Every culture is governed by an internal code of conduct, and this publication offers the first written code of Saudi culture. The Saudi way of being has long been an oral tradition passed merely verbally from one generation to the next, despite its power to regulate every aspect of public and private lives. Most Saudi norms and values have long been unwritten and only orally communicated among Saudis. As a result, visitors to Saudi Arabia have been unable to read about Saudi norms and values. For this reason, this book spells out Saudi norms and values in bold print, recording the Saudi code of conduct and displaying it in a published format. It displays 2222 tweet-sized (often previously unrecorded) explanations of how the human body acts inside Saudi Arabia. It covers everything from top to bottom; the face, eyes, ears, mouth, waist, genitals and extremities. It is the product of close observations of everyday activities and around 2,000 interviews with nationals and residents, over the past five years.
This book is the first to talk about Saudi culture in a purely descriptive (and thus non-judgemental and unbiased) manner.
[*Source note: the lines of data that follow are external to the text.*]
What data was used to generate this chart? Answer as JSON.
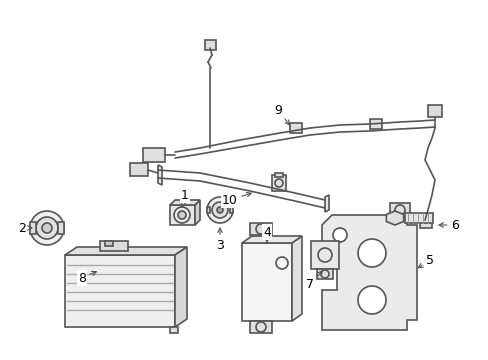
{
  "background_color": "#ffffff",
  "line_color": "#555555",
  "label_color": "#000000",
  "fig_width": 4.89,
  "fig_height": 3.6,
  "dpi": 100
}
It is the first to present Saudi values and norms in the form of a bullet-pointed list and in tweet-sized explanations. The way the content is focussed on bite-sized statements is intended to help put across very clearly and simply the information. The book is the first to be written by a male Saudi who was born and raised in Saudi Arabia, who is still based in this country, who is a former officially-recognised imam and who comes from a working-class family—yet he is a backpacker, is married to a non-Saudi, non-Arab and non-Muslim European, has studied in Oxford, has published with the largest international academic publishers, has written in different languages and hence has the ability to communicate with foreign mentalities.
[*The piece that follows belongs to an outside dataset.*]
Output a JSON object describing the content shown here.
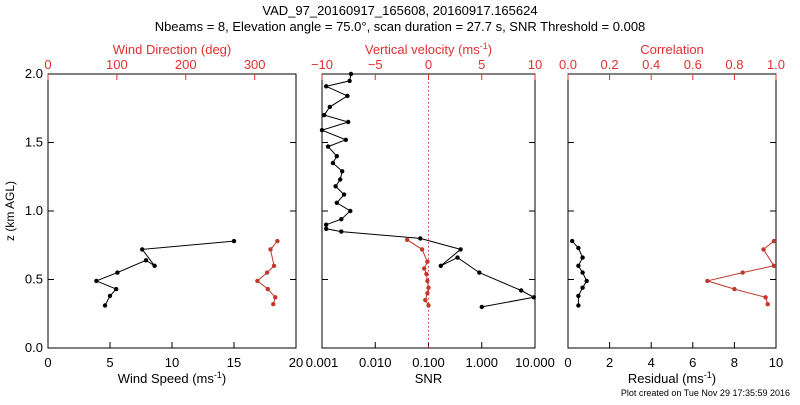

Publications about Saudi culture tend to be too serious; however, this book is not meant to be taken too seriously. The book is intended to be entertaining and humorous (and, surely, informative). It tries to avoid the use of the words ‘religion’ and ‘politics’ because of two main reasons. First, these two words are sensitive and, more importantly, serious. Second, the book is purely cultural and written entirely for the sake of cultural exchange (not for religious or political matters). This book is unbiased, exposing both negative and positive practices in Saudi society. Many Saudi readers of the book have criticised the author for not trying to invite (through and in the book) non-Muslim readers to Islam. Yet, this book is written purely for the sake of cultural exchange (not for religious reasons), with no religious or political agendas.